『ロックの礎を築いた男 レッド・ベリー ビートルズとボブ・ディランの原点』を見てきた。アメリカのフォークソングやブルースの原点となるミュージシャンのひとりであるレッド・ベリーことヒューディ・ウィリアム・レッドベターに関するドキュメンタリー映画である。
良いところはたくさんあり、レッド・ベリーの語りのうまさとか、モテすぎたせいでしょっちゅう女性ファンのボーイフレンドとトラブルになってた話などは面白かった。一方でレッド・ベリーの生い立ちなどについてはけっこう駆け足のところもあり、またレッド・ベリー本人の演奏の音源をきちんと聴かせてくれるところが比較的少なく、ちょっと作りの粗いドキュメンタリーだな…という気はした。とくに途中で出てくるなんか薄気味悪いレッド・ベリーとジョン・ローマックス本人が出てくる短編再現映像みたいなものは、いったいどういう目的で何のために作られたのかがちゃんと説明されないまま織り込まれているので(見終わってから調べたら、タイム社が1930年代に作っていたThe March of Timeというニューズリール映画の一部らしい)、何だこの変な映画は…と思っているうちに終わってしまう。

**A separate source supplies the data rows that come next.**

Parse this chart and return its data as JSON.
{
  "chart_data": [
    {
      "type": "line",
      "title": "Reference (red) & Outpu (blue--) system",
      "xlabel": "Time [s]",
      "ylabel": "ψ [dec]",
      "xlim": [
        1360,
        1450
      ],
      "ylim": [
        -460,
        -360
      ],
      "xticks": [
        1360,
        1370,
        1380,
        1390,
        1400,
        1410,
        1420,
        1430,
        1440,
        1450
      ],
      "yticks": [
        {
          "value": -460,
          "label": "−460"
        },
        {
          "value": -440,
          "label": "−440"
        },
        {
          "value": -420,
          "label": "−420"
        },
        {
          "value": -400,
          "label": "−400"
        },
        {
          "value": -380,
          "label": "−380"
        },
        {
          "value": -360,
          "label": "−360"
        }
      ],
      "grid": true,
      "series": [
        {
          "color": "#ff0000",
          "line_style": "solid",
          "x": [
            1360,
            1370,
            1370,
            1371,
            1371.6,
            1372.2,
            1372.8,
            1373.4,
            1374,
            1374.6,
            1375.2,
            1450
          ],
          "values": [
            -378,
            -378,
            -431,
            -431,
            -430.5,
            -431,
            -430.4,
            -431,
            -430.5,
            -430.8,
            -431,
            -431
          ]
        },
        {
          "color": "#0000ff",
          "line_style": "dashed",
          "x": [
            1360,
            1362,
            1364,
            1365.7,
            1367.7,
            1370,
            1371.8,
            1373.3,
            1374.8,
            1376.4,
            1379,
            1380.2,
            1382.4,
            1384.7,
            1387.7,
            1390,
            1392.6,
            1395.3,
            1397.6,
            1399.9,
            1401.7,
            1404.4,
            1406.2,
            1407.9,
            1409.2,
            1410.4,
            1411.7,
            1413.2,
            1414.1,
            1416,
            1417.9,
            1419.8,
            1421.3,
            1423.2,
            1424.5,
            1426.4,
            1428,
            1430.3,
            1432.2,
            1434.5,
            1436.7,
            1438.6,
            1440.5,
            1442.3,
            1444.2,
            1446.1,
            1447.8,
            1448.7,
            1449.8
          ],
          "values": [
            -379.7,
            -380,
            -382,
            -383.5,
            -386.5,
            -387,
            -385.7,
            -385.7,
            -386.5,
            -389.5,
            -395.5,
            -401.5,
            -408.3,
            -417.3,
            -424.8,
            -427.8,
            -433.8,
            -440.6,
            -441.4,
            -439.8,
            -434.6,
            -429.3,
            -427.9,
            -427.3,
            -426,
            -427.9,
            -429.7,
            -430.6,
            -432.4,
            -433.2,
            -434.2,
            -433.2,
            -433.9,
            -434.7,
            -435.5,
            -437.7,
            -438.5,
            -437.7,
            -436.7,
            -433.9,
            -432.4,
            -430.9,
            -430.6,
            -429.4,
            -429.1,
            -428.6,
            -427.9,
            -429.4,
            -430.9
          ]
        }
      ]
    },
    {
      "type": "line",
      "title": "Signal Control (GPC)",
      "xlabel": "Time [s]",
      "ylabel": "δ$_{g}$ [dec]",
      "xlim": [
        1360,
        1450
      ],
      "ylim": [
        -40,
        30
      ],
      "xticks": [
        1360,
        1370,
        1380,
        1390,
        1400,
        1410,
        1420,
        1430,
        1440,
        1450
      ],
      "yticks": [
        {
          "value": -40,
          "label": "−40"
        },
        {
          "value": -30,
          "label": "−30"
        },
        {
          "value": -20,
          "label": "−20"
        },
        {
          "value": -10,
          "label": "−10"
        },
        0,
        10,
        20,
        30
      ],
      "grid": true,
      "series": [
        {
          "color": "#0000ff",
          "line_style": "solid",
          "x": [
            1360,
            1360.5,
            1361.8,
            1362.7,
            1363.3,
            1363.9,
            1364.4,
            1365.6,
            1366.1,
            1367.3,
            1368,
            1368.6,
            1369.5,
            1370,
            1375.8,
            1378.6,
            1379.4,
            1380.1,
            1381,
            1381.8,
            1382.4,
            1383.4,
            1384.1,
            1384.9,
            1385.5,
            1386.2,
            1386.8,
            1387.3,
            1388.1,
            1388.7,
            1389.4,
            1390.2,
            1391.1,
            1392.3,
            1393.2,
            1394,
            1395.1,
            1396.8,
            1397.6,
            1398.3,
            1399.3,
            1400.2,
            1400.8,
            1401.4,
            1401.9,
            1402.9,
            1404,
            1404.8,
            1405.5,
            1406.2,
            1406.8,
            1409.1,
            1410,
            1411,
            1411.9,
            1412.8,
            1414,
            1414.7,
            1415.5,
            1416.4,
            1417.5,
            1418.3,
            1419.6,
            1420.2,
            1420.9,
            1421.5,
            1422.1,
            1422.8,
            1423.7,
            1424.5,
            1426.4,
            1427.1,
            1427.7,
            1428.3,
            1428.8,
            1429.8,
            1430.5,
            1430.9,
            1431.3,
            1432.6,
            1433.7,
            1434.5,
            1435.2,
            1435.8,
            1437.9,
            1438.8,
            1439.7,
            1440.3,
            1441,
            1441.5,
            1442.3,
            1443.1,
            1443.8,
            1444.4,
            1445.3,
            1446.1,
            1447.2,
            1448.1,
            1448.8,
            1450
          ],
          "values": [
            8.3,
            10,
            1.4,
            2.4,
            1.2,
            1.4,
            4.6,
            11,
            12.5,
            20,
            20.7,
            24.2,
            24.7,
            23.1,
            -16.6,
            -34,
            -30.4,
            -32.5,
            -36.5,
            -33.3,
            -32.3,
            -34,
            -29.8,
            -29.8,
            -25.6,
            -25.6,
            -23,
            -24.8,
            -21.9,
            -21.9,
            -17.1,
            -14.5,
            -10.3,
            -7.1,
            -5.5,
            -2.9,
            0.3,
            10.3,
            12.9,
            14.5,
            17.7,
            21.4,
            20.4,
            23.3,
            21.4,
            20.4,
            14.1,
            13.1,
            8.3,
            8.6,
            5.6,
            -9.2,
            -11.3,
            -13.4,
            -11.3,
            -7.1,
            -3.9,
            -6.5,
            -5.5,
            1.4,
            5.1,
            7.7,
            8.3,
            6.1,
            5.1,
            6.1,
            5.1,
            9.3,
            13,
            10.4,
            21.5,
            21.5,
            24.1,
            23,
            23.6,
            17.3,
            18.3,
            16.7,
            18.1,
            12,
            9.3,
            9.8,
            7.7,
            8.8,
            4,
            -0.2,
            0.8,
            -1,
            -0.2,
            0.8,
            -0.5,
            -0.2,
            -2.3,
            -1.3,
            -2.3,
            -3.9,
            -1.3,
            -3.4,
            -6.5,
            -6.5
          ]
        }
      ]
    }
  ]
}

また、映画の内容そのものではないのだが、日本語字幕が出るタイミングが妙に内容とズレているのがちょっと気になった。なぜかはよくわからないのだが、字幕のほうがちょっと先に出るようになっており、誰も何もしゃべっていないのに日本語字幕だけが出ていてちょっと混乱する…みたいなことが数回あった。さらに日本語版タイトルの「ビートルズとボブ・ディランの原点」というのは客寄せなのだろうが全く要らないと思う…というか、ビートルズもディランもほんのちょっとしか出てこないし(このあたりの原点であるのは間違いないのだが)、フォークやブルースのレジェンドだということをもっと前面に出した宣伝をしたほうがまだわかりやすいのではという気がする。